The Household Income and Labour Dynamics in Australia survey conducted by the Melbourne Institute of Applied Economics and Social Research collects data on smoking status and financial stress among a panel of individuals over a period of time during which they may face changes in household employment status, housing, occupation and income.47
In contrast to these surveys asking directly about smoking, the Australian Bureau of Statistics Household Expenditure Survey provides interesting data about spending on tobacco products among various household types.48
In Australia, surveys of smoking behaviour by secondary school students co-ordinated by Cancer Council Victoria and conducted every three years since 1984 do not ask about the socio-economic status of students' families. However, analysis of the level of disadvantage of the area in which the student resides provides some indication of trends in uptake by socio-economic status.49, 50
ii The concept of social capital attempts to quantify the resources available to people in the networks in which they live, work and socialise.4 Efforts to promote social capital as a mechanism for reducing poverty and promoting economic development are underway in the UK and Australia.
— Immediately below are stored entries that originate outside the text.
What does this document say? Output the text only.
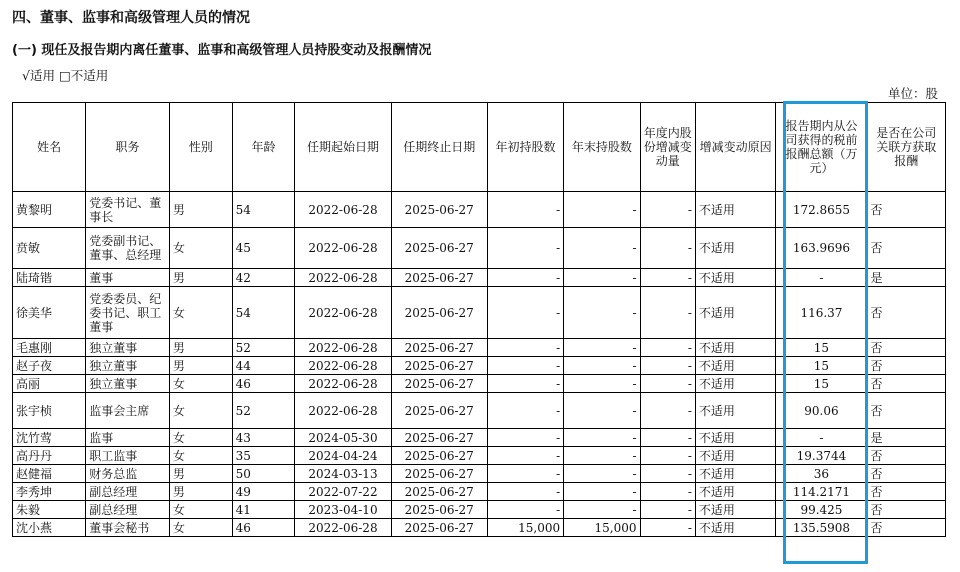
四、董事、监事和高级管理人员的情况
(一) 现任及报告期内离任董事、监事和高级管理人员持股变动及报酬情况
√适用 □不适用
单位：股
姓名	职务	性别	年龄	任期起始日期	任期终止日期	年初持股数	年末持股数	年度内股份增减变动量	增减变动原因	报告期内从公司获得的税前报酬总额（万元）	是否在公司关联方获取报酬
黄黎明	党委书记、董事长	男	54	2022-06-28	2025-06-27	-	-	-	不适用	172.8655	否
贲敏	党委副书记、董事、总经理	女	45	2022-06-28	2025-06-27	-	-	-	不适用	163.9696	否
陆琦锴	董事	男	42	2022-06-28	2025-06-27	-	-	-	不适用	-	是
徐美华	党委委员、纪委书记、职工董事	女	54	2022-06-28	2025-06-27	-	-	-	不适用	116.37	否
毛惠刚	独立董事	男	52	2022-06-28	2025-06-27	-	-	-	不适用	15	否
赵子夜	独立董事	男	44	2022-06-28	2025-06-27	-	-	-	不适用	15	否
高丽	独立董事	女	46	2022-06-28	2025-06-27	-	-	-	不适用	15	否
张宇桢	监事会主席	女	52	2022-06-28	2025-06-27	-	-	-	不适用	90.06	否
沈竹莺	监事	女	43	2024-05-30	2025-06-27	-	-	-	不适用	-	是
高丹丹	职工监事	女	35	2024-04-24	2025-06-27	-	-	-	不适用	19.3744	否
赵健福	财务总监	男	50	2024-03-13	2025-06-27	-	-	-	不适用	36	否
李秀坤	副总经理	男	49	2022-07-22	2025-06-27	-	-	-	不适用	114.2171	否
朱毅	副总经理	女	41	2023-04-10	2025-06-27	-	-	-	不适用	99.425	否
沈小燕	董事会秘书	女	46	2022-06-28	2025-06-27	15,000	15,000	-	不适用	135.5908	否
iii Along with prevention, cessation and elimination of secondhand smoke
iv Since 2004, young people aged 12 and 13 years have been included in the National Drug Strategy Household Surveys. However analysis of the data is mostly based on those aged 14 years and older to allow for comparisons with earlier survey findings.
v In Australia these would represent a very small percentage, probably less than half of one per cent, of the total population (see Section 9.6 for estimates of numbers of homeless, prisoners and institutionalised persons).
vi Now known as 'Cancer Council Victoria'.
vii The surveys conducted for Cancer Council Victoria and for the Australian Bureau of Statistics were face-to-face interviews. The National Drug Strategy Household Survey uses a combination of face-to-face surveys, drop and collect surveys and telephone surveys.
viii Data on smoking are also available from another Australian Bureau of Statistics survey undertaken in 1977.